PULS
Foto: Matthias Friel
Kultur als Text, Text als Zeichensystem, Zeichensystem als Semiosphäre, Semiosphäre als Übersetzung, Übersetzung als Grenzüberschreitung, Grenzüberschreitung als Dialog, Dialog als historische Dynamik, historische Dynamik als Gedächtnismechanismus, Gedächtnismechanismus als Kultur – aus der in den 1960er Jahren in Tartu und Moskau begründeten kultursemiotischen Schule sind Begriffe und Konzepte hervorgegangen, welche die Literatur- und Kulturtheorie bis heute wegweisend beeinflussen. Jurij Lotman (1922-1993), der führende Theoretiker der Schule, entwickelte im Dialog mit einem großen Kreis von Kolleg*innen an den Schnittstellen von Semiotik, Strukturalismus, Kybernetik und Informationstheorie eine umfassende Wissenschaftsperspektive, die Literatur, Malerei, Kunst, Musik und Theater ebenso in den Blick nahm wie Natur- und Kulturräume, die Logik kultureller Evolution oder das Verhältnis von Wahnsinn und Vernunft.

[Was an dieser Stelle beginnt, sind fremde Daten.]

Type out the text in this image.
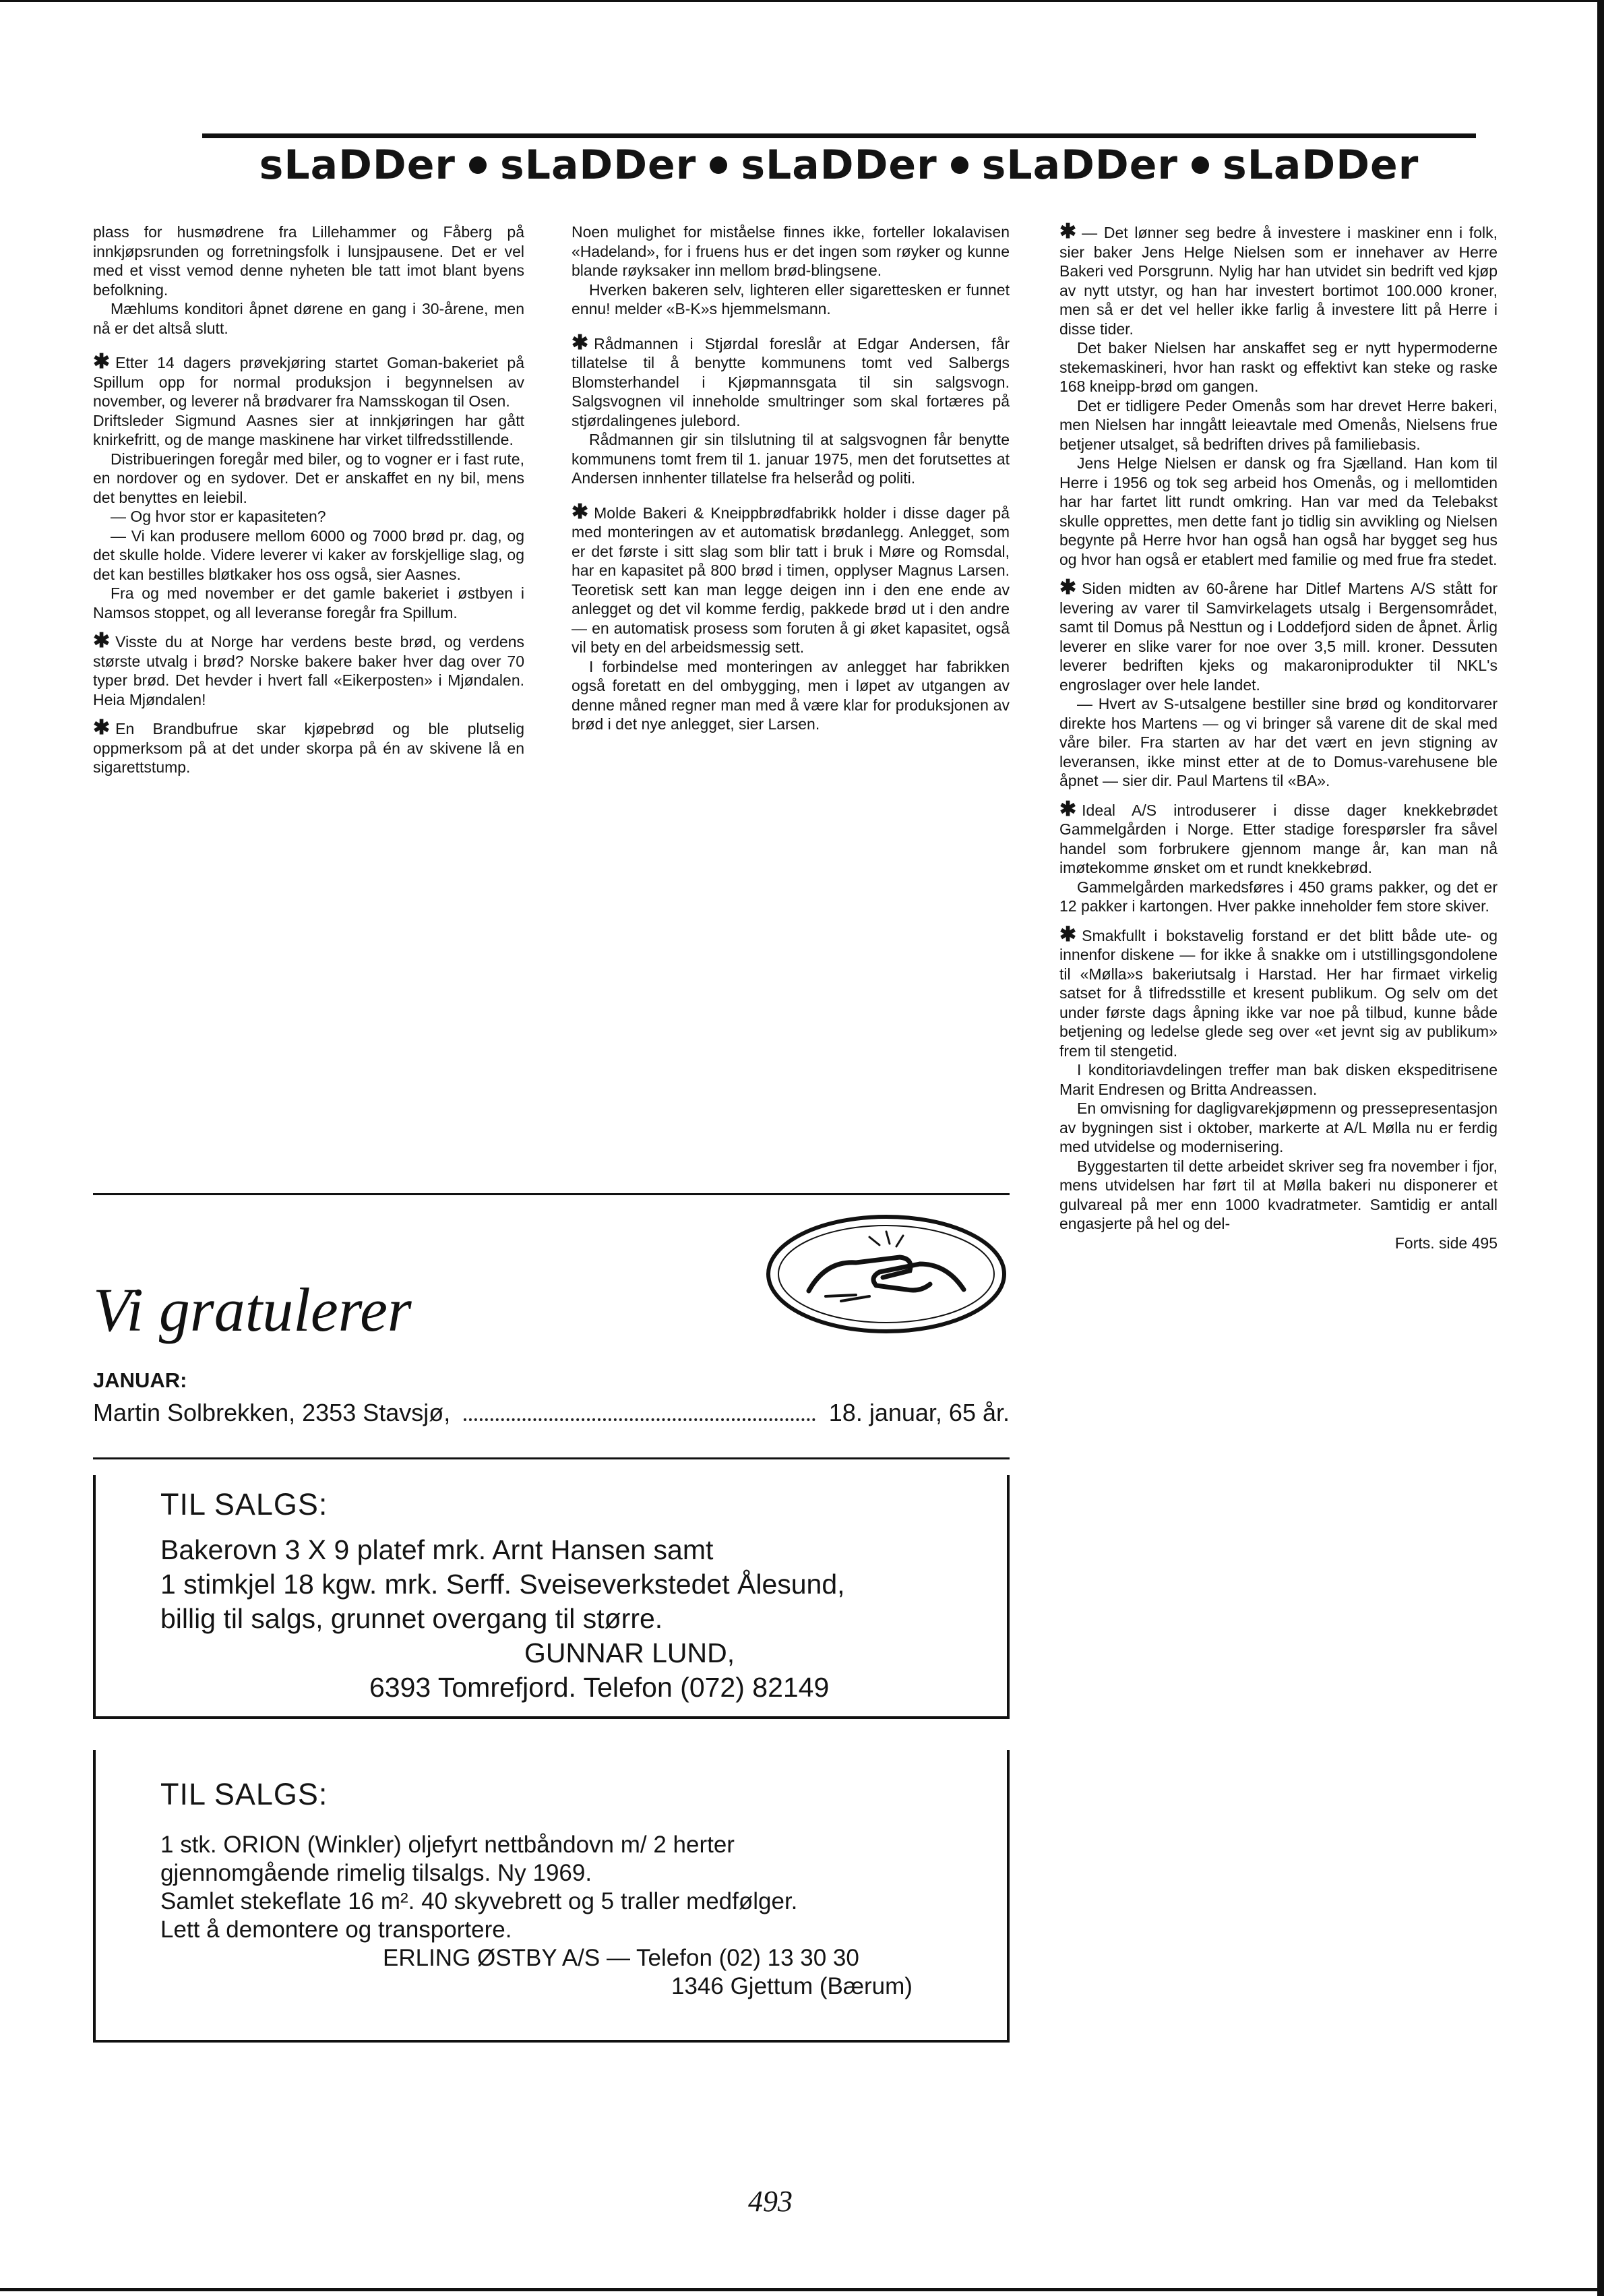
sLaDDer sLaDDer sLaDDer sLaDDer sLaDDer

plass for husmødrene fra Lillehammer og Fåberg på innkjøpsrunden og forretningsfolk i lunsjpausene. Det er vel med et visst vemod denne nyheten ble tatt imot blant byens befolkning.

Mæhlums konditori åpnet dørene en gang i 30-årene, men nå er det altså slutt.

✱ Etter 14 dagers prøvekjøring startet Goman-bakeriet på Spillum opp for normal produksjon i begynnelsen av november, og leverer nå brødvarer fra Namsskogan til Osen.

Driftsleder Sigmund Aasnes sier at innkjøringen har gått knirkefritt, og de mange maskinene har virket tilfredsstillende.

Distribueringen foregår med biler, og to vogner er i fast rute, en nordover og en sydover. Det er anskaffet en ny bil, mens det benyttes en leiebil.

— Og hvor stor er kapasiteten?

— Vi kan produsere mellom 6000 og 7000 brød pr. dag, og det skulle holde. Videre leverer vi kaker av forskjellige slag, og det kan bestilles bløtkaker hos oss også, sier Aasnes.

Fra og med november er det gamle bakeriet i østbyen i Namsos stoppet, og all leveranse foregår fra Spillum.

✱ Visste du at Norge har verdens beste brød, og verdens største utvalg i brød? Norske bakere baker hver dag over 70 typer brød. Det hevder i hvert fall «Eikerposten» i Mjøndalen. Heia Mjøndalen!

✱ En Brandbufrue skar kjøpebrød og ble plutselig oppmerksom på at det under skorpa på én av skivene lå en sigarettstump.

Noen mulighet for miståelse finnes ikke, forteller lokalavisen «Hadeland», for i fruens hus er det ingen som røyker og kunne blande røyksaker inn mellom brød-blingsene.

Hverken bakeren selv, lighteren eller sigarettesken er funnet ennu! melder «B-K»s hjemmelsmann.

✱ Rådmannen i Stjørdal foreslår at Edgar Andersen, får tillatelse til å benytte kommunens tomt ved Salbergs Blomsterhandel i Kjøpmannsgata til sin salgsvogn. Salgsvognen vil inneholde smultringer som skal fortæres på stjørdalingenes julebord.

Rådmannen gir sin tilslutning til at salgsvognen får benytte kommunens tomt frem til 1. januar 1975, men det forutsettes at Andersen innhenter tillatelse fra helseråd og politi.

✱ Molde Bakeri & Kneippbrødfabrikk holder i disse dager på med monteringen av et automatisk brødanlegg. Anlegget, som er det første i sitt slag som blir tatt i bruk i Møre og Romsdal, har en kapasitet på 800 brød i timen, opplyser Magnus Larsen. Teoretisk sett kan man legge deigen inn i den ene ende av anlegget og det vil komme ferdig, pakkede brød ut i den andre — en automatisk prosess som foruten å gi øket kapasitet, også vil bety en del arbeidsmessig sett.

I forbindelse med monteringen av anlegget har fabrikken også foretatt en del ombygging, men i løpet av utgangen av denne måned regner man med å være klar for produksjonen av brød i det nye anlegget, sier Larsen.

✱ — Det lønner seg bedre å investere i maskiner enn i folk, sier baker Jens Helge Nielsen som er innehaver av Herre Bakeri ved Porsgrunn. Nylig har han utvidet sin bedrift ved kjøp av nytt utstyr, og han har investert bortimot 100.000 kroner, men så er det vel heller ikke farlig å investere litt på Herre i disse tider.

Det baker Nielsen har anskaffet seg er nytt hypermoderne stekemaskineri, hvor han raskt og effektivt kan steke og raske 168 kneipp-brød om gangen.

Det er tidligere Peder Omenås som har drevet Herre bakeri, men Nielsen har inngått leieavtale med Omenås, Nielsens frue betjener utsalget, så bedriften drives på familiebasis.

Jens Helge Nielsen er dansk og fra Sjælland. Han kom til Herre i 1956 og tok seg arbeid hos Omenås, og i mellomtiden har har fartet litt rundt omkring. Han var med da Telebakst skulle opprettes, men dette fant jo tidlig sin avvikling og Nielsen begynte på Herre hvor han også han også har bygget seg hus og hvor han også er etablert med familie og med frue fra stedet.

✱ Siden midten av 60-årene har Ditlef Martens A/S stått for levering av varer til Samvirkelagets utsalg i Bergensområdet, samt til Domus på Nesttun og i Loddefjord siden de åpnet. Årlig leverer en slike varer for noe over 3,5 mill. kroner. Dessuten leverer bedriften kjeks og makaroniprodukter til NKL's engroslager over hele landet.

— Hvert av S-utsalgene bestiller sine brød og konditorvarer direkte hos Martens — og vi bringer så varene dit de skal med våre biler. Fra starten av har det vært en jevn stigning av leveransen, ikke minst etter at de to Domus-varehusene ble åpnet — sier dir. Paul Martens til «BA».

✱ Ideal A/S introduserer i disse dager knekkebrødet Gammelgården i Norge. Etter stadige forespørsler fra såvel handel som forbrukere gjennom mange år, kan man nå imøtekomme ønsket om et rundt knekkebrød.

Gammelgården markedsføres i 450 grams pakker, og det er 12 pakker i kartongen. Hver pakke inneholder fem store skiver.

✱ Smakfullt i bokstavelig forstand er det blitt både ute- og innenfor diskene — for ikke å snakke om i utstillingsgondolene til «Mølla»s bakeriutsalg i Harstad. Her har firmaet virkelig satset for å tlifredsstille et kresent publikum. Og selv om det under første dags åpning ikke var noe på tilbud, kunne både betjening og ledelse glede seg over «et jevnt sig av publikum» frem til stengetid.

I konditoriavdelingen treffer man bak disken ekspeditrisene Marit Endresen og Britta Andreassen.

En omvisning for dagligvarekjøpmenn og pressepresentasjon av bygningen sist i oktober, markerte at A/L Mølla nu er ferdig med utvidelse og modernisering.

Byggestarten til dette arbeidet skriver seg fra november i fjor, mens utvidelsen har ført til at Mølla bakeri nu disponerer et gulvareal på mer enn 1000 kvadratmeter. Samtidig er antall engasjerte på hel og del-

Forts. side 495

Vi gratulerer
JANUAR:
Martin Solbrekken, 2353 Stavsjø,	18. januar, 65 år.
TIL SALGS:
Bakerovn 3 X 9 platef mrk. Arnt Hansen samt
1 stimkjel 18 kgw. mrk. Serff. Sveiseverkstedet Ålesund,
billig til salgs, grunnet overgang til større.
GUNNAR LUND,
6393 Tomrefjord. Telefon (072) 82149
TIL SALGS:
1 stk. ORION (Winkler) oljefyrt nettbåndovn m/ 2 herter
gjennomgående rimelig tilsalgs. Ny 1969.
Samlet stekeflate 16 m². 40 skyvebrett og 5 traller medfølger.
Lett å demontere og transportere.
ERLING ØSTBY A/S — Telefon (02) 13 30 30
1346 Gjettum (Bærum)
493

Nicht zuletzt aufgrund dieser analytischen Reichweite wurde die Kultursemiotik als einer der wenigen Theorieansätze osteuropäischer Provenienz weit über die raumzeitlichen Grenzen der Sowjetunion hinweg rezipiert, kritisch diskutiert, adaptiert und angewendet.

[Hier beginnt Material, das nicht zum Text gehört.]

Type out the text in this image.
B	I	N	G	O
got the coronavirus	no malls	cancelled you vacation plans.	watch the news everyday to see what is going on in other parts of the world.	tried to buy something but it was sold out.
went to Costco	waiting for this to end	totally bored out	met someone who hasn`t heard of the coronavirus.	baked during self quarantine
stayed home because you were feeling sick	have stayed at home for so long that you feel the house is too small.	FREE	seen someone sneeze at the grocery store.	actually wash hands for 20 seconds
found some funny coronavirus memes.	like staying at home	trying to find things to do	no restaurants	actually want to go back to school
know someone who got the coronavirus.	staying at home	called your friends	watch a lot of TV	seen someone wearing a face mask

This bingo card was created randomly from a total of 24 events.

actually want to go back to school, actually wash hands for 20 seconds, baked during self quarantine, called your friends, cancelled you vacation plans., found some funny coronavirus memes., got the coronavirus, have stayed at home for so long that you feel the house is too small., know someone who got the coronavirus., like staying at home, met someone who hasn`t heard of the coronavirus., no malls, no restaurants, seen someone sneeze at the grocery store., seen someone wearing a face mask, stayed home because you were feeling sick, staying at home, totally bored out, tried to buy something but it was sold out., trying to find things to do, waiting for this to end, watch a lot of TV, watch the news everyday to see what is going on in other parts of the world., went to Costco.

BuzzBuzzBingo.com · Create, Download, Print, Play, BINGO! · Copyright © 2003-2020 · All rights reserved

Die Ringvorlesung beschäftigt sich mit der Etablierung und den Grundlagen der Moskau-Tartuer kultursemiotischen Schule, widmet sich einer kritischen Bestandsaufnahme ihrer Schlüsseltheoreme in die Gegenwart hinein, und stellt aktuelle Lesarten und Weiterentwicklungen zur Diskussion. Dazu sind auch internationale Gäste als Vortragende eingeladen.